Телефонные звонки многочисленных аппаратов остались без внимания. В одной из пауз Суюмбаев спросил по-киргизски, были ли мы на Озере. Я ответил, что программа испытаний прибора и сжатые сроки пребывания гостя…
Приказал: завтра на Озеро! Мне оставалось только пожать плечами.
Расставание однополчан было кратким. Как и их объятья.
Наутро «чайка» мчит нас на Иссык-Куль. В комфортабельном просторном салоне сзади нас четверо: я, Ка-У и два его телохранителя, незаметные молодые парни.
У ворот правительственной дачи (ныне «резиденция») нас встречает сам хозяин дачи – Николай Хандогин, знаток рецептов вкусных блюд и знаменитый сердцеед.

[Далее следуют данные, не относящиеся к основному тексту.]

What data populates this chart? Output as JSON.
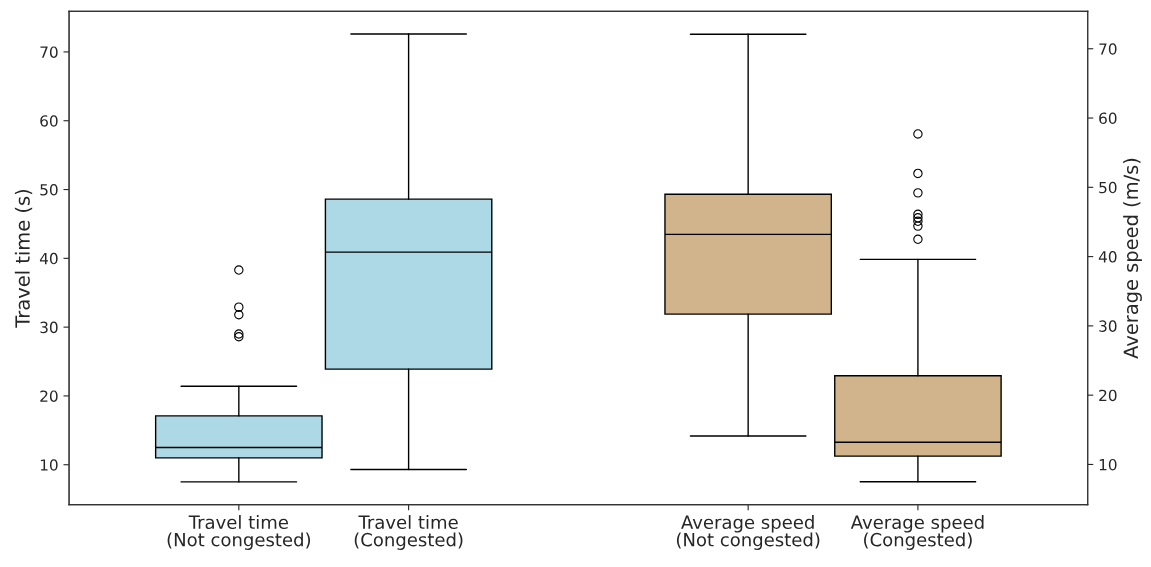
{
  "chart_data": {
    "type": "box",
    "ylabel": "Travel time (s)",
    "y2label": "Average speed (m/s)",
    "categories": [
      "Travel time\n(Not congested)",
      "Travel time\n(Congested)",
      "Average speed\n(Not congested)",
      "Average speed\n(Congested)"
    ],
    "ylim": [
      4.2,
      75.9
    ],
    "yticks": [
      10,
      20,
      30,
      40,
      50,
      60,
      70
    ],
    "y2lim": [
      4.2,
      75.4
    ],
    "y2ticks": [
      10,
      20,
      30,
      40,
      50,
      60,
      70
    ],
    "grid": false,
    "legend": false,
    "series": [
      {
        "color": "#add8e6",
        "boxes": [
          {
            "low": 7.5,
            "q1": 11.0,
            "median": 12.5,
            "q3": 17.1,
            "high": 21.4,
            "outliers": [
              38.3,
              32.9,
              31.8,
              29.0,
              28.6
            ]
          },
          {
            "low": 9.3,
            "q1": 23.9,
            "median": 40.9,
            "q3": 48.6,
            "high": 72.6
          },
          null,
          null
        ]
      },
      {
        "color": "#d2b48c",
        "axis": "y2",
        "boxes": [
          null,
          null,
          {
            "low": 14.1,
            "q1": 31.7,
            "median": 43.2,
            "q3": 49.0,
            "high": 72.1
          },
          {
            "low": 7.5,
            "q1": 11.2,
            "median": 13.2,
            "q3": 22.8,
            "high": 39.6,
            "outliers": [
              57.7,
              52.0,
              49.2,
              46.1,
              45.6,
              45.1,
              44.4,
              42.5
            ]
          }
        ]
      }
    ]
  }
}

Узнав, что Ка-У не только зампред Совмина Союза, но крупный ученый в области гамма-астрономии, сделавший открытие (обнаружил разновидность атомной системы – свободный мюонный атом), обрадовался, что наконец-то у него в гостях появился не маршал, не министр, а ученый.
Двое суток – праздник души и тела в эти теплые майские дни на Иссык-Куле.
По приезде в столицу в гостинице «Пишпек» нас в номере Ка-У ожидал накрытый стол, сам Ахматбек Суттубаевич с супругой.
После первого тоста, «за встречу», пошли расспросы про житье-бытье, о проблемах нашей республики. Супруга Суюмбаева, скромный преподаватель в киргизской школе, искренне обрадовалась, узнав, что мать Кириллова-Угрюмова – учитель математики – была в 1940 году награждена высшим орденом – орденом Ленина. А когда Ка-У сообщил, что его отец, морской офицер, в мае 1941 года участвовал в параде на Красной площади, разговор с новой силой перешел в воспоминания о суровом прошлом тридцатилетней давности, так остро врезавшемся в память.
А я думал: вот они – русский и киргиз, братья по крови и, как поется в песне, «войны шальные дети и генерал, и рядовой»!